Assessing the impact of mining through remote sensing: A technical perspective

We all understand that mining has an adverse impact on the environment, which is why it needs to be objectively and continuously monitored. To this effect, keeping an eye on the dynamics of land use and cover is necessary. Spaceborne observations have made it simpler to detect any changes the landscape may have undergone over time.

This blog post presents a remote sensing-based approach to assess the spatiotemporal impact of mining activities on land use/land cover (LULC). The methodology leverages the time series of satellite imagery for LULC mapping across various timestamps, enabling change detection analysis over multiple decades. It involves the following:

Random Forest classification for LULC mapping

A supervised machine learning algorithm, Random Forest classification, can be employed to classify the satellite imagery. This approach involves training the algorithm on labeled data sets encompassing diverse LULC classes such as settlements, water bodies, active mining areas, vegetation cover, and bare land. The trained model can then be used to classify unknown pixels within the imagery, generating detailed LULC maps for each chosen timeframe.

Change Detection Analysis for Impact Assessment

By performing a comparative analysis of LULC maps generated from different time periods, we can identify and quantify land cover alterations attributable to mining activities. This analysis can reveal the spatial extent of changes, including the expansion of mining areas, degradation of vegetation cover, and conversion of other land cover types.

Quantifying Land Degradation

Change detection maps focusing specifically on vegetation and mining areas are crucial for assessing land degradation. We can determine the degree to which mining operations have negatively impacted land health by examining the decline in Normalized Difference Vegetation Index (NDVI) values within or close to active mining zones.

Cudjoe et al. (2024)

Advantages of the Remote Sensing Approach

  • Extensive Spatial Coverage: Satellite imagery offers a synoptic view, enabling the analysis of vast geographical areas encompassing the entire mining landscape and its surrounding regions.
  • Cost-Effective Data Acquisition: Compared to traditional field-based surveys, remote sensing data acquisition proves significantly more cost-effective, particularly for large-scale and diachronic (spanning time) analyses.
  • Temporal Monitoring Capabilities: Regularly acquired satellite imagery facilitates the monitoring of LULC changes in near real-time, allowing for timely assessments and potential interventions.

Conclusion

The remote sensing-based methodology provides a robust and efficient approach for assessing the environmental impact of mining activities.
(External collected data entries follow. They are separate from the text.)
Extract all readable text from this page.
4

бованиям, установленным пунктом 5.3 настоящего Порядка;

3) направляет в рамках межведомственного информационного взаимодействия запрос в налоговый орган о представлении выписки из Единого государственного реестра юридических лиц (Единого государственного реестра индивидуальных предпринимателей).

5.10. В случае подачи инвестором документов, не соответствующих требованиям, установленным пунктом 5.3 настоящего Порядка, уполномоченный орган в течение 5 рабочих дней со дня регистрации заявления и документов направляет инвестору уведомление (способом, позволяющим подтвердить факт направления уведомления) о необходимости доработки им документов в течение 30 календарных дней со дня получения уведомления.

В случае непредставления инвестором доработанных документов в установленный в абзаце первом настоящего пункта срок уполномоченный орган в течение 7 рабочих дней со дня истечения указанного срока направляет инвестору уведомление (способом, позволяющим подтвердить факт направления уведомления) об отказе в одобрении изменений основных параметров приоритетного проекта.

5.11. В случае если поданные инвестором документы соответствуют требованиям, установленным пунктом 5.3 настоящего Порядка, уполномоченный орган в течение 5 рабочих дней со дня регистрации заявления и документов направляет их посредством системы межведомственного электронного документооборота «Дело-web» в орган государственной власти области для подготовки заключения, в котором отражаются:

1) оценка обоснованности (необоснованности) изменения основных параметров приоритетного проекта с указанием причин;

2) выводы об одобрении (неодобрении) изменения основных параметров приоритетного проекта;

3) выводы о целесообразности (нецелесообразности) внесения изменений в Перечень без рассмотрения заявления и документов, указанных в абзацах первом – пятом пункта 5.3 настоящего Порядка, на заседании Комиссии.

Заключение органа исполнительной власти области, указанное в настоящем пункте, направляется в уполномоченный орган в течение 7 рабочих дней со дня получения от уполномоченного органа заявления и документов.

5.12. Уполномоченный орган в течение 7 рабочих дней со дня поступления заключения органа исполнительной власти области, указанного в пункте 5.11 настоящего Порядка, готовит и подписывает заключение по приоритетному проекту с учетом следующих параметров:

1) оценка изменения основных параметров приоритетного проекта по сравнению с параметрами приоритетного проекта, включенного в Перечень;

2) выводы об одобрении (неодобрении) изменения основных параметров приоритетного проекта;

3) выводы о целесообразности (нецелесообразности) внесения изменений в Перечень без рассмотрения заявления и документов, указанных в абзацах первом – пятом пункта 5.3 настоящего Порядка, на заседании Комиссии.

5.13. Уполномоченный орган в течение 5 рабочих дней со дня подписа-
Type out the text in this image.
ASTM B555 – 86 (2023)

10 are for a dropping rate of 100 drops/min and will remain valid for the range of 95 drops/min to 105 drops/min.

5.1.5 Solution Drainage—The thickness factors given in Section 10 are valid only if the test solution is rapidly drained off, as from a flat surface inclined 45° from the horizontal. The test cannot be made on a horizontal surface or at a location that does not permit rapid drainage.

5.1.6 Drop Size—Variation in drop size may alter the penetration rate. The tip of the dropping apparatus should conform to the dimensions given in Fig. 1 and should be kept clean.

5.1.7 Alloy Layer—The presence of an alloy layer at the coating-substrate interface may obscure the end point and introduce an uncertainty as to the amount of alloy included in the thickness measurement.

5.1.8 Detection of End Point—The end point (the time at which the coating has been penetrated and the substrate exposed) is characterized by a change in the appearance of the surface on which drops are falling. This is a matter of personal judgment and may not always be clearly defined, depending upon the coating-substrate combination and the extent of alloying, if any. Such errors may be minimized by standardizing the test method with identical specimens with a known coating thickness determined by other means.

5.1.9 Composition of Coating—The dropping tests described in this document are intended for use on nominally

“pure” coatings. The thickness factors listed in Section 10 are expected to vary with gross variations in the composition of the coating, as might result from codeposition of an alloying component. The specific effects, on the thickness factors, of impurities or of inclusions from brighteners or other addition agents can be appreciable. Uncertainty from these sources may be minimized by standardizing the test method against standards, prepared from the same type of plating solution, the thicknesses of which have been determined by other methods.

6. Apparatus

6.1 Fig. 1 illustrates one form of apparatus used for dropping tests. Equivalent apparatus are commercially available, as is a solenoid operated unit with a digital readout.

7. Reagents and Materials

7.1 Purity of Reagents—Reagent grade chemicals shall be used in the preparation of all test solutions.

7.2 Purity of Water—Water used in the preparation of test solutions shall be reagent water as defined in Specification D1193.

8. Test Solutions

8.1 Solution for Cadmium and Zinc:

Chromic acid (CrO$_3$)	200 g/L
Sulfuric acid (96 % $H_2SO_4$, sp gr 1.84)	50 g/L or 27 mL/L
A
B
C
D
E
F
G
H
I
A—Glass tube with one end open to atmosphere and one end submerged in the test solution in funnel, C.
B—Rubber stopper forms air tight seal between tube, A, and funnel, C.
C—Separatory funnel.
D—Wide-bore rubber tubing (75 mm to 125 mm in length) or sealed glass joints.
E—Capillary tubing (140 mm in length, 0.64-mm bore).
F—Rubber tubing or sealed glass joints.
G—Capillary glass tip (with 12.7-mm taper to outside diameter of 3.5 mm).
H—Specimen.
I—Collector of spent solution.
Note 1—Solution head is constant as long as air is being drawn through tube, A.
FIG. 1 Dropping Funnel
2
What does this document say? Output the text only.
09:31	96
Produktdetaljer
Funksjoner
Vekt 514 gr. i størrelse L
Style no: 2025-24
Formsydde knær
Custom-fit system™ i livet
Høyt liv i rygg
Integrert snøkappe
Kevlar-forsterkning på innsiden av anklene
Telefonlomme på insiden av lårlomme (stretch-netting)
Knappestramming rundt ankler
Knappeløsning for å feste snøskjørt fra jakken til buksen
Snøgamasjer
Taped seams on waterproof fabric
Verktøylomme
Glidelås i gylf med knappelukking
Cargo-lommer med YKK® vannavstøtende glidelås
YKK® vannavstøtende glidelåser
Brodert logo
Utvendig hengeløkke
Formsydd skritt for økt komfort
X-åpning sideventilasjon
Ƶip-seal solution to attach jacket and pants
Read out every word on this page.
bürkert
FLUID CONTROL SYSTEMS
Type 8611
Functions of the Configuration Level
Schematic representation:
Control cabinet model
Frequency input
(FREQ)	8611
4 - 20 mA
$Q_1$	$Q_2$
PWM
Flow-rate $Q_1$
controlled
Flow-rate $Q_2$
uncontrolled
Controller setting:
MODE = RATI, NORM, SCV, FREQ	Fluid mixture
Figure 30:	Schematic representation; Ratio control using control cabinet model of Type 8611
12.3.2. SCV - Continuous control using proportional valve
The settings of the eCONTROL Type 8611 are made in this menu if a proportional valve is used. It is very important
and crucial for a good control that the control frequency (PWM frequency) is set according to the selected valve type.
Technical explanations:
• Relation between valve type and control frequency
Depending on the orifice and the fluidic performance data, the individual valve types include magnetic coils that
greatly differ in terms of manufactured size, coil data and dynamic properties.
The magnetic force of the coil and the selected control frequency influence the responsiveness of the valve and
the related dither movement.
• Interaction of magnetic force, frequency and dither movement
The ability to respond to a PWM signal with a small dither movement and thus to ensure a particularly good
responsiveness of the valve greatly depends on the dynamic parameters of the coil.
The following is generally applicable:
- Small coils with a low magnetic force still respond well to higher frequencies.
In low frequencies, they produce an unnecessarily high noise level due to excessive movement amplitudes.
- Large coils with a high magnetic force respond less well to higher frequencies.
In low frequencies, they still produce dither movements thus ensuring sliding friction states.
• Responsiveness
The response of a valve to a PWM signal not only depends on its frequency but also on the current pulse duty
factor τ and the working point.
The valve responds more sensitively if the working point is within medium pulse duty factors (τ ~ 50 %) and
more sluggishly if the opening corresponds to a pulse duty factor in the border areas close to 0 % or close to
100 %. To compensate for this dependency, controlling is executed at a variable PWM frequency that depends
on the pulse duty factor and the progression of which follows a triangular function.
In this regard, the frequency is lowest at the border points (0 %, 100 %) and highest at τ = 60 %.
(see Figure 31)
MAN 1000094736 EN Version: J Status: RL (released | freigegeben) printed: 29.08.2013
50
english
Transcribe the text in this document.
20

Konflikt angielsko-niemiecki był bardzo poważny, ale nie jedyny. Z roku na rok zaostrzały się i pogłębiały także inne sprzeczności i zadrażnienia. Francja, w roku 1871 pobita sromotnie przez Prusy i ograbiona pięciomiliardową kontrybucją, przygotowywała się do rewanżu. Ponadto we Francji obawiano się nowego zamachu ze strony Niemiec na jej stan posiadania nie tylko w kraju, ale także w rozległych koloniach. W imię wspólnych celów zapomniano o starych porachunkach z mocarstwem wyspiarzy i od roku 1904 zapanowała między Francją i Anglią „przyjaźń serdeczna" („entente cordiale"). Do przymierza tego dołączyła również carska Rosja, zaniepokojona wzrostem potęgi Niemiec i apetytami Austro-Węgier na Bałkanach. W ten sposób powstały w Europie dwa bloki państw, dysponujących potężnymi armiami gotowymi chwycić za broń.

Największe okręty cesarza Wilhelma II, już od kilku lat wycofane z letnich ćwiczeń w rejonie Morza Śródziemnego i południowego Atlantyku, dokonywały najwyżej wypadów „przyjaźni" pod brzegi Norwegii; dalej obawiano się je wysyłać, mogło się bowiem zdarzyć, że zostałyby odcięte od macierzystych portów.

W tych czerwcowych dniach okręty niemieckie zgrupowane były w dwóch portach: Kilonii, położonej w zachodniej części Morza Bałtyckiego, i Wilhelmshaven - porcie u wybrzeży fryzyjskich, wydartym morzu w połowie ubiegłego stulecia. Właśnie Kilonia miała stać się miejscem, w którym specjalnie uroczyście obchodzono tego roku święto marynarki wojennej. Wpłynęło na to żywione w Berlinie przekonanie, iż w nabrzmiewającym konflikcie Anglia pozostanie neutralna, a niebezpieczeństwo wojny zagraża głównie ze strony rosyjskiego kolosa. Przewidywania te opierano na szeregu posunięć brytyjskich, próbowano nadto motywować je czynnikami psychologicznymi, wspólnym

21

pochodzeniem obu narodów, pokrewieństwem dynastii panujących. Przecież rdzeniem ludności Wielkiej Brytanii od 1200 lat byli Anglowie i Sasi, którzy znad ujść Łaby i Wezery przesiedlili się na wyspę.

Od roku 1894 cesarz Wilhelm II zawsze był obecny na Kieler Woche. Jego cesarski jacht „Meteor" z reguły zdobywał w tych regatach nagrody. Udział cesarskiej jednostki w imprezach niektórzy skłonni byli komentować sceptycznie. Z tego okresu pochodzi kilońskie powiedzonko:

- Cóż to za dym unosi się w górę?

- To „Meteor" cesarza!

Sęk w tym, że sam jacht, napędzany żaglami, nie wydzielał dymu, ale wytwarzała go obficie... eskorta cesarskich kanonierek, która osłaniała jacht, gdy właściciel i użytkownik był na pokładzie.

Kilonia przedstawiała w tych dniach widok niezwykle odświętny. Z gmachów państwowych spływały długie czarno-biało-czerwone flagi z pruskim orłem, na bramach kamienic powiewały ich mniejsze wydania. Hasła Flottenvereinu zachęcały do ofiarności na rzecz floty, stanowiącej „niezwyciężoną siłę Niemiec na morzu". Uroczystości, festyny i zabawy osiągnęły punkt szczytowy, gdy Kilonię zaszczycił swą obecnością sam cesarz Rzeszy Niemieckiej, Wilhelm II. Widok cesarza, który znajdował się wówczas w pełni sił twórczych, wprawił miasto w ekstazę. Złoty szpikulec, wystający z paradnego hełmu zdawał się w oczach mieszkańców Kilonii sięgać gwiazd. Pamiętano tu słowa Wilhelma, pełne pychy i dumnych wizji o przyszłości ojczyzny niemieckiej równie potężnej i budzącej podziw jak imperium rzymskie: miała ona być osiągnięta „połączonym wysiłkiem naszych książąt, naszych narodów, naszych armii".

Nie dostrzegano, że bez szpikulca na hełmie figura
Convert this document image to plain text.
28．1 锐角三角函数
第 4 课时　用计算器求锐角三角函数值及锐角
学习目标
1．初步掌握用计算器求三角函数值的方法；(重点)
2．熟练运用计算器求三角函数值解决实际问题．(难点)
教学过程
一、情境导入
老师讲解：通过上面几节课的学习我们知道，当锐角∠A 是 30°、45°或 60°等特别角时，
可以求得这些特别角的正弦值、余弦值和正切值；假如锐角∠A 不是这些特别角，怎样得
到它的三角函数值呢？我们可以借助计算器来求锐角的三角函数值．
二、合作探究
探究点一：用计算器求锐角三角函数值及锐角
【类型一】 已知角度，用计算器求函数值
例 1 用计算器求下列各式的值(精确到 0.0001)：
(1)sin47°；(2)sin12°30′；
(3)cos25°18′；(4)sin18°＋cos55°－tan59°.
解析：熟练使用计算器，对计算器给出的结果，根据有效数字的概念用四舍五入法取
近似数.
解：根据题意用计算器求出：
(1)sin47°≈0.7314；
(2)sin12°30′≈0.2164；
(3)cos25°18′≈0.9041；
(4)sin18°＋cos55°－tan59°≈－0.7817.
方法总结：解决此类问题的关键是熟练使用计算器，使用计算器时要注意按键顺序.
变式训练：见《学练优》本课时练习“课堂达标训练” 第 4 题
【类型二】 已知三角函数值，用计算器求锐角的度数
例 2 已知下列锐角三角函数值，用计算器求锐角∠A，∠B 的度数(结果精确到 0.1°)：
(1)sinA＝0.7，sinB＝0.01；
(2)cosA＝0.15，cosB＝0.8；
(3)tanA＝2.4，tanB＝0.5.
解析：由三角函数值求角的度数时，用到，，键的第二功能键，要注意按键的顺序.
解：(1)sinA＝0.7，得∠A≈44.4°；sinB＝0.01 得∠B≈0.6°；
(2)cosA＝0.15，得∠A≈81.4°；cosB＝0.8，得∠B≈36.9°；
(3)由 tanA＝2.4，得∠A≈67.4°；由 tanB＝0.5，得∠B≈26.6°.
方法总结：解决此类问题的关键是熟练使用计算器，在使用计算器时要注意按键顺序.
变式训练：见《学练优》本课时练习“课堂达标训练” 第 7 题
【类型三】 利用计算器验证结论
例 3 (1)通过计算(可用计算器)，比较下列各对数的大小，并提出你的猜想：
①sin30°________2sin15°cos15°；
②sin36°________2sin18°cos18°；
The data obtained complements traditional field observations and environmental monitoring to offer a comprehensive understanding of mining’s footprint on the landscape.

References

Cudjoe, M.N.M., Kwarteng, E.V.S., Anning, E., Bodunrin, I.R. and Andam-Akorful, S.A., 2024. Application of Remote Sensing and Geographic Information System Technologies to Assess the Impact of Mining: A Case Study at Emalahleni. Applied Sciences14(5), p.1739.

Hong, F., He, G., Wang, G., Zhang, Z. and Peng, Y., 2023. Monitoring of Land Cover and Vegetation Changes in Juhugeng Coal Mining Area Based on Multi-Source Remote Sensing Data. Remote Sensing15(13), p.3439.